O RENASCIMENTO DO CENTRO
O renascimento turístico de Salvador acontece concomitantemente ao florescimento do centro histórico da cidade e não poderia ser de outra maneira, afinal é ali o palco maior do magnifico patrimônio arquitetônico e de sua singular cultura afro-brasileira. E o centro histórico precisa se vestir de gala para apresentar a baianos e turistas suas festas, seus museus e seu patrimônio histórico e imaterial. Felizmente, o centro histórico tem agora uma rede hoteleira de qualidade, pronta para receber quem nos visita. Na região reinam imponentes o recém inaugurado Hotel Fasano e o Fera Palace Hotel, chamado de joia da Arte Déco pelo The New York Times, mas há também o Wish Hotel da Bahia, tombado pelo patrimônio histórico, e uma joia arquitetônica do modernismo. E tem ainda o Pestana Convento do Carmo, funcionando um edifício do século XVI, a Casa Amarelindo, uma mansão colonial do século XIX, e o Hotel Butique Villa Bahia, só para citar alguns. É bom ver a Prefeitura de Salvador e o Governo do Estado investindo no centro histórico, lembrando que são bem vindas ações no âmbito da segurança pública,(que tal um grupamento especial para a região?), na divulgação e facilidade de acesso aos museus e outros prédios, no estimulo à programação cultural e artística e por aí vai. E vale lembrar: investir no centro histórico é estimular o turismo na cidade inteira.

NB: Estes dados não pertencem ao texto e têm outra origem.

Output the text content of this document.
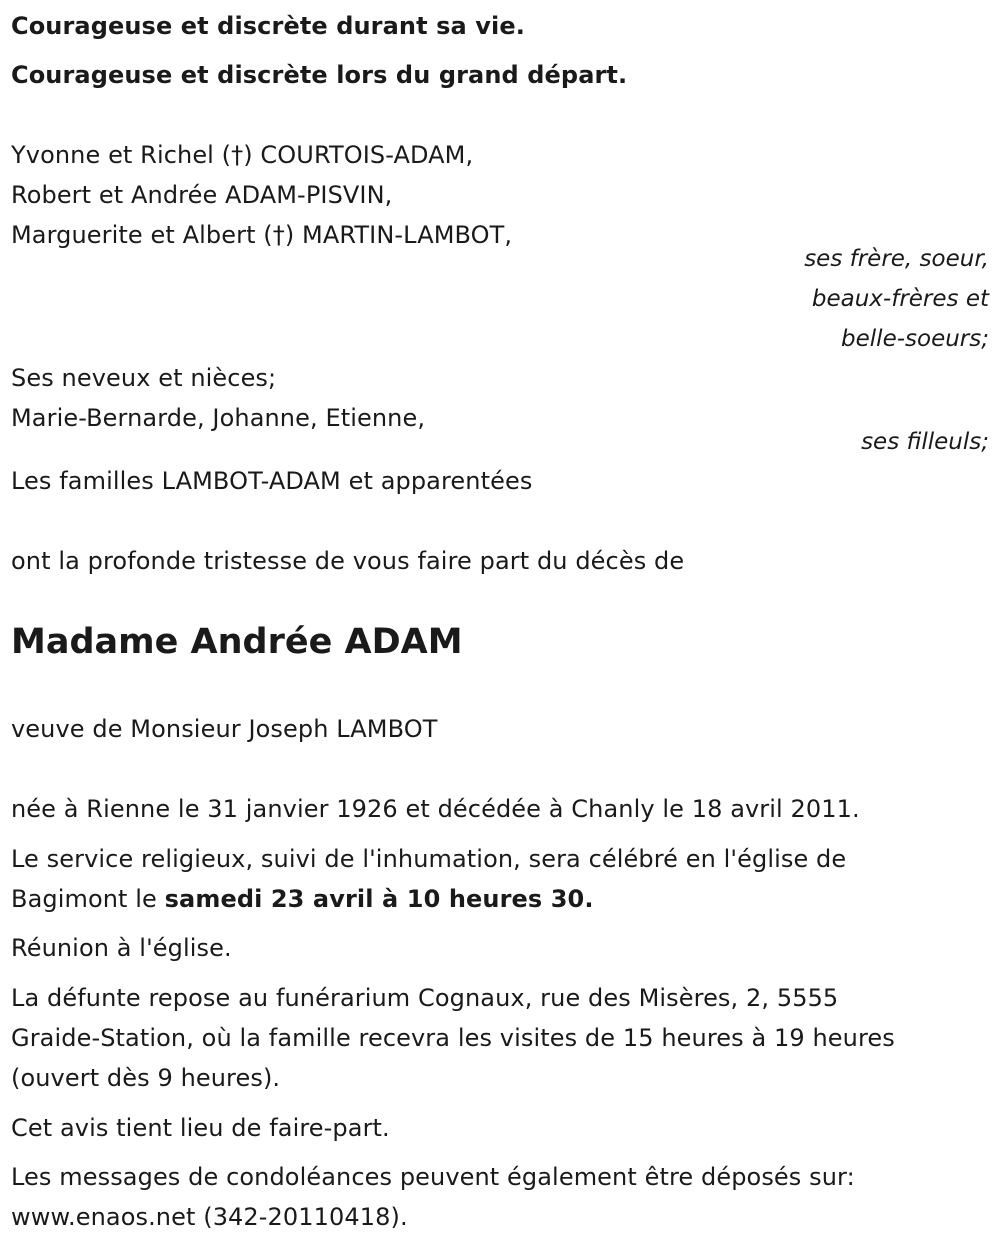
Courageuse et discrète durant sa vie.
Courageuse et discrète lors du grand départ.
Yvonne et Richel (†) COURTOIS-ADAM,
Robert et Andrée ADAM-PISVIN,
Marguerite et Albert (†) MARTIN-LAMBOT,
ses frère, soeur,
beaux-frères et
belle-soeurs;
Ses neveux et nièces;
Marie-Bernarde, Johanne, Etienne,
ses filleuls;
Les familles LAMBOT-ADAM et apparentées
ont la profonde tristesse de vous faire part du décès de
Madame Andrée ADAM
veuve de Monsieur Joseph LAMBOT
née à Rienne le 31 janvier 1926 et décédée à Chanly le 18 avril 2011.
Le service religieux, suivi de l'inhumation, sera célébré en l'église de
Bagimont le samedi 23 avril à 10 heures 30.
Réunion à l'église.
La défunte repose au funérarium Cognaux, rue des Misères, 2, 5555
Graide-Station, où la famille recevra les visites de 15 heures à 19 heures
(ouvert dès 9 heures).
Cet avis tient lieu de faire-part.
Les messages de condoléances peuvent également être déposés sur:
www.enaos.net (342-20110418).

MERCADO IMOBILIÁRIO EM ALTA
São muitos os sinais de reaquecimento do mercado imobiliário em Salvador. Os sinais passam pelo estoque de imóveis novos à venda na cidade, que é o mais baixo dos últimos 5 anos, pela leve recuperação nas vendas de imóveis no ano passado e pelo otimismo com as propostas do novo governo. Além disso, já há novos lançamentos na praça. A Odebrecht, por exemplo, lançou o Monvert no Horto Florestal e vendeu as 140 unidades seis meses antes de começar as obras, demonstrando que há clientes dispostos a investir. O mercado ainda está em compasso de espera, mas deve deslanchar em 2019.
CONSELHOS PROFISSIONAIS
O governo federal, que retirou a obrigatoriedade da contribuição sindical, precisa fazer o mesmo com relação aos conselhos que representam profissionais liberais. Esses conselhos são autarquias vinculadas ao governo e obrigam a qualquer portador de diploma que exerça a profissão a se associar e pagar contribuições anuais absurdas, sob pena de passar a compor o cadastro de inadimplentes do governo. O pretexto é que essas autarquias federais fiscalizariam o exercício da profissão, mas, com uma ou duas exceções que não precisariam da obrigatoriedade, transformaram-se em cartórios burocráticos.